Personal information
- Full name: Alan Charles Poore
- Nickname(s): Sammy
- Date of birth: 7 July 1942
- Original team(s): Mentone
- Height: 179 cm (5 ft 10 in)
- Weight: 80 kg (176 lb)

Playing career^{1}
- Years: Club / Games (Goals)
- 1961–1964: Collingwood (VFL) / 11 (5)
- 1965–71, 1978: Waverley (VFA) / 124
- ^{1} Playing statistics correct to the end of 1978.

Career highlights
- J. J. Liston Trophy (1965, 1966);

= Alan Poore =

Australian rules footballer

Alan Poore (born 7 July 1942) is a former Australian rules footballer who played for Collingwood in the Victorian Football League (VFL) and Waverley in the Victorian Football Association (VFA).

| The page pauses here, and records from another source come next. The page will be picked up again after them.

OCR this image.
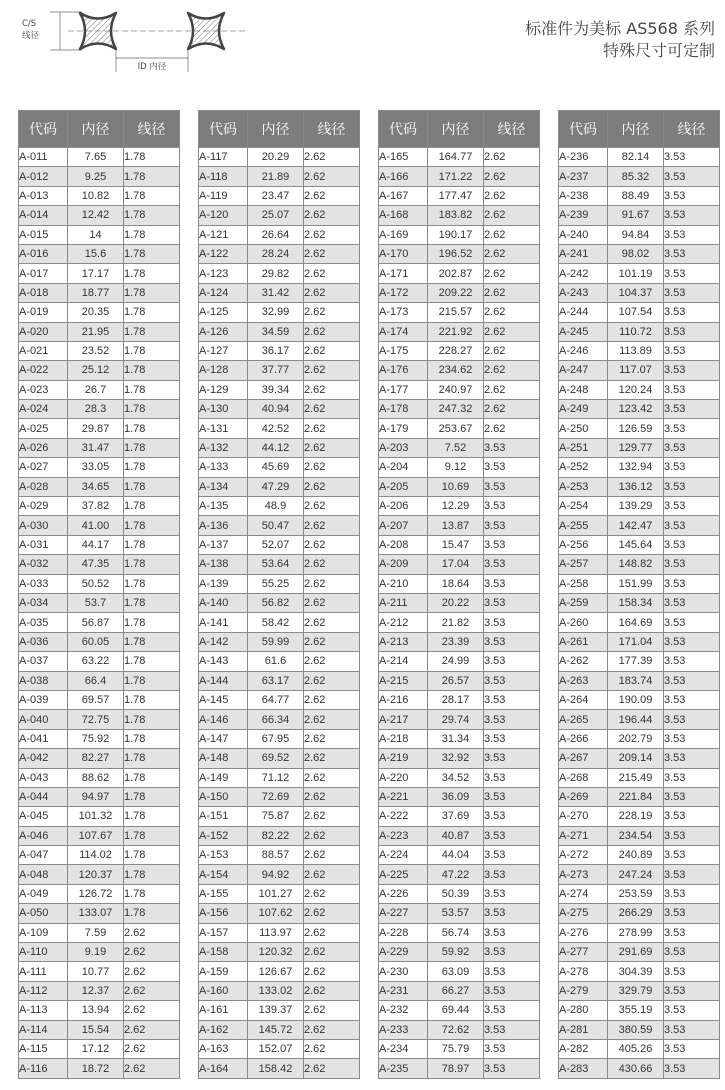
C/S
线径
ID 内径
标准件为美标 AS568 系列
特殊尺寸可定制
代码	内径	线径
A-011	7.65	1.78
A-012	9.25	1.78
A-013	10.82	1.78
A-014	12.42	1.78
A-015	14	1.78
A-016	15.6	1.78
A-017	17.17	1.78
A-018	18.77	1.78
A-019	20.35	1.78
A-020	21.95	1.78
A-021	23.52	1.78
A-022	25.12	1.78
A-023	26.7	1.78
A-024	28.3	1.78
A-025	29.87	1.78
A-026	31.47	1.78
A-027	33.05	1.78
A-028	34.65	1.78
A-029	37.82	1.78
A-030	41.00	1.78
A-031	44.17	1.78
A-032	47.35	1.78
A-033	50.52	1.78
A-034	53.7	1.78
A-035	56.87	1.78
A-036	60.05	1.78
A-037	63.22	1.78
A-038	66.4	1.78
A-039	69.57	1.78
A-040	72.75	1.78
A-041	75.92	1.78
A-042	82.27	1.78
A-043	88.62	1.78
A-044	94.97	1.78
A-045	101.32	1.78
A-046	107.67	1.78
A-047	114.02	1.78
A-048	120.37	1.78
A-049	126.72	1.78
A-050	133.07	1.78
A-109	7.59	2.62
A-110	9.19	2.62
A-111	10.77	2.62
A-112	12.37	2.62
A-113	13.94	2.62
A-114	15.54	2.62
A-115	17.12	2.62
A-116	18.72	2.62
代码	内径	线径
A-117	20.29	2.62
A-118	21.89	2.62
A-119	23.47	2.62
A-120	25.07	2.62
A-121	26.64	2.62
A-122	28.24	2.62
A-123	29.82	2.62
A-124	31.42	2.62
A-125	32.99	2.62
A-126	34.59	2.62
A-127	36.17	2.62
A-128	37.77	2.62
A-129	39.34	2.62
A-130	40.94	2.62
A-131	42.52	2.62
A-132	44.12	2.62
A-133	45.69	2.62
A-134	47.29	2.62
A-135	48.9	2.62
A-136	50.47	2.62
A-137	52.07	2.62
A-138	53.64	2.62
A-139	55.25	2.62
A-140	56.82	2.62
A-141	58.42	2.62
A-142	59.99	2.62
A-143	61.6	2.62
A-144	63.17	2.62
A-145	64.77	2.62
A-146	66.34	2.62
A-147	67.95	2.62
A-148	69.52	2.62
A-149	71.12	2.62
A-150	72.69	2.62
A-151	75.87	2.62
A-152	82.22	2.62
A-153	88.57	2.62
A-154	94.92	2.62
A-155	101.27	2.62
A-156	107.62	2.62
A-157	113.97	2.62
A-158	120.32	2.62
A-159	126.67	2.62
A-160	133.02	2.62
A-161	139.37	2.62
A-162	145.72	2.62
A-163	152.07	2.62
A-164	158.42	2.62
代码	内径	线径
A-165	164.77	2.62
A-166	171.22	2.62
A-167	177.47	2.62
A-168	183.82	2.62
A-169	190.17	2.62
A-170	196.52	2.62
A-171	202.87	2.62
A-172	209.22	2.62
A-173	215.57	2.62
A-174	221.92	2.62
A-175	228.27	2.62
A-176	234.62	2.62
A-177	240.97	2.62
A-178	247.32	2.62
A-179	253.67	2.62
A-203	7.52	3.53
A-204	9.12	3.53
A-205	10.69	3.53
A-206	12.29	3.53
A-207	13.87	3.53
A-208	15.47	3.53
A-209	17.04	3.53
A-210	18.64	3.53
A-211	20.22	3.53
A-212	21.82	3.53
A-213	23.39	3.53
A-214	24.99	3.53
A-215	26.57	3.53
A-216	28.17	3.53
A-217	29.74	3.53
A-218	31.34	3.53
A-219	32.92	3.53
A-220	34.52	3.53
A-221	36.09	3.53
A-222	37.69	3.53
A-223	40.87	3.53
A-224	44.04	3.53
A-225	47.22	3.53
A-226	50.39	3.53
A-227	53.57	3.53
A-228	56.74	3.53
A-229	59.92	3.53
A-230	63.09	3.53
A-231	66.27	3.53
A-232	69.44	3.53
A-233	72.62	3.53
A-234	75.79	3.53
A-235	78.97	3.53
代码	内径	线径
A-236	82.14	3.53
A-237	85.32	3.53
A-238	88.49	3.53
A-239	91.67	3.53
A-240	94.84	3.53
A-241	98.02	3.53
A-242	101.19	3.53
A-243	104.37	3.53
A-244	107.54	3.53
A-245	110.72	3.53
A-246	113.89	3.53
A-247	117.07	3.53
A-248	120.24	3.53
A-249	123.42	3.53
A-250	126.59	3.53
A-251	129.77	3.53
A-252	132.94	3.53
A-253	136.12	3.53
A-254	139.29	3.53
A-255	142.47	3.53
A-256	145.64	3.53
A-257	148.82	3.53
A-258	151.99	3.53
A-259	158.34	3.53
A-260	164.69	3.53
A-261	171.04	3.53
A-262	177.39	3.53
A-263	183.74	3.53
A-264	190.09	3.53
A-265	196.44	3.53
A-266	202.79	3.53
A-267	209.14	3.53
A-268	215.49	3.53
A-269	221.84	3.53
A-270	228.19	3.53
A-271	234.54	3.53
A-272	240.89	3.53
A-273	247.24	3.53
A-274	253.59	3.53
A-275	266.29	3.53
A-276	278.99	3.53
A-277	291.69	3.53
A-278	304.39	3.53
A-279	329.79	3.53
A-280	355.19	3.53
A-281	380.59	3.53
A-282	405.26	3.53
A-283	430.66	3.53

Poore had a brief career with Collingwood, remaining with the club for four years from 1961 until 1964 but never managing to cement a regular place the side, in part due to injuries suffered in a car accident in 1962. In 1965 he joined Waverley and was a member of their premiership side that season as well as winning a J. J. Liston Trophy. He won the award again in 1966 to become the first ever player in the history of the VFA to win it twice. A centreman, he was also a dual best and fairest winner at Waverley and in 1966 represented the VFA at the Hobart Carnival. He left the club after 1971, but made a brief comeback in 1978 at the age of 35. He finished with a total of 124 games for Waverley.